April 20, 2016
American Journal of Obstetrics and Gynecology
TAKE-HOME MESSAGE
Pregnant mice were randomized to receive 10% fructose solution or water as the sole drinking fluid throughout pregnancy to assess the effect of fructose-rich diets on cardiovascular disease risk factors in the offspring. Maternal and birth weights were similar in the two groups. At 1 year, offspring in the fructose group had higher peak glucose, higher area under the intraperitoneal glucose tolerance testing curve, and higher mean arterial pressure compared with the control offspring. In addition, female offspring in the fructose group had a higher weight, higher percent visceral adipose tissue, more liver fat infiltrates, higher insulin resistance scores, higher insulin area under the intraperitoneal glucose tolerance testing curve, higher serum concentrations of leptin, and lower concentrations of adiponectin than females from the control group. These differences were not seen in male mice. Triglycerides and total cholesterol levels were similar in the two groups.

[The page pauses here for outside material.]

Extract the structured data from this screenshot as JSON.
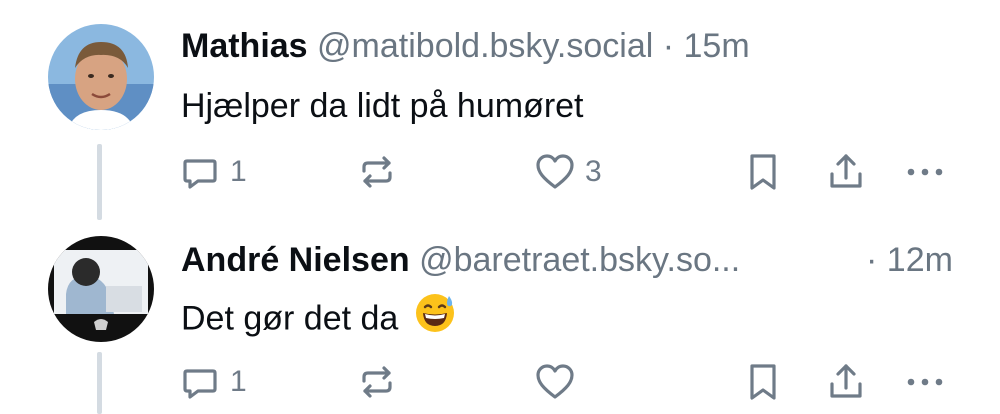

High fructose intake in pregnancy predisposes offspring, particularly female offspring, to adult obesity, hypertension, and metabolic dysfunction, which increase cardiovascular risk. Limiting fructose intake in pregnancy could have significant, durable benefits.
Abstract
BACKGROUND
Consumption of fructose-rich diets in the United States is on the rise and thought to be associated with obesity and cardiometabolic diseases.
OBJECTIVE
We sought to determine the effects of antenatal exposure to high-fructose diet on offspring’s development of metabolic syndrome-like phenotype and other cardiovascular disease risk factors later in life.
STUDY DESIGN
Pregnant C57BL/6J dams were randomly allocated to fructose solution (10% wt/vol, n = 10) or water (n = 10) as the only drinking fluid from day 1 of pregnancy until delivery. After weaning, pups were started on regular chow, and evaluated at 1 year of life. We measured percent visceral adipose tissue and liver fat infiltrates using computed tomography, and blood pressure using CODA/noninvasive monitor. Intraperitoneal glucose tolerance testing with corresponding insulin concentrations were obtained. Serum concentrations of glucose, insulin, triglycerides, total cholesterol, leptin, and adiponectin were measured in duplicate using standardized assays. Fasting homeostatic model assessment was also calculated to assess insulin resistance. P values
RESULTS
Maternal weight, pup number, and average weight at birth were similar between the 2 groups. Male and female fructose group offspring had higher peak glucose and area under the intraperitoneal glucose tolerance testing curve compared with control, and higher mean arterial pressure compared to control. Female fructose group offspring were heavier and had higher percent visceral adipose tissue, liver fat infiltrates, homeostatic model assessment of insulin resistance scores, insulin area under the intraperitoneal glucose tolerance testing curve, and serum concentrations of leptin, and lower concentrations of adiponectin compared to female control offspring. No significant differences in these parameters were noted in male offspring. Serum concentrations of triglycerides or total cholesterol were not different between the 2 groups for either gender.
CONCLUSION
Maternal intake of high fructose leads to fetal programming of adult obesity, hypertension, and metabolic dysfunction, all risk factors for cardiovascular disease. This fetal programming is more pronounced in female offspring. Limiting intake of high fructose-enriched diets in pregnancy may have significant impact on long-term health.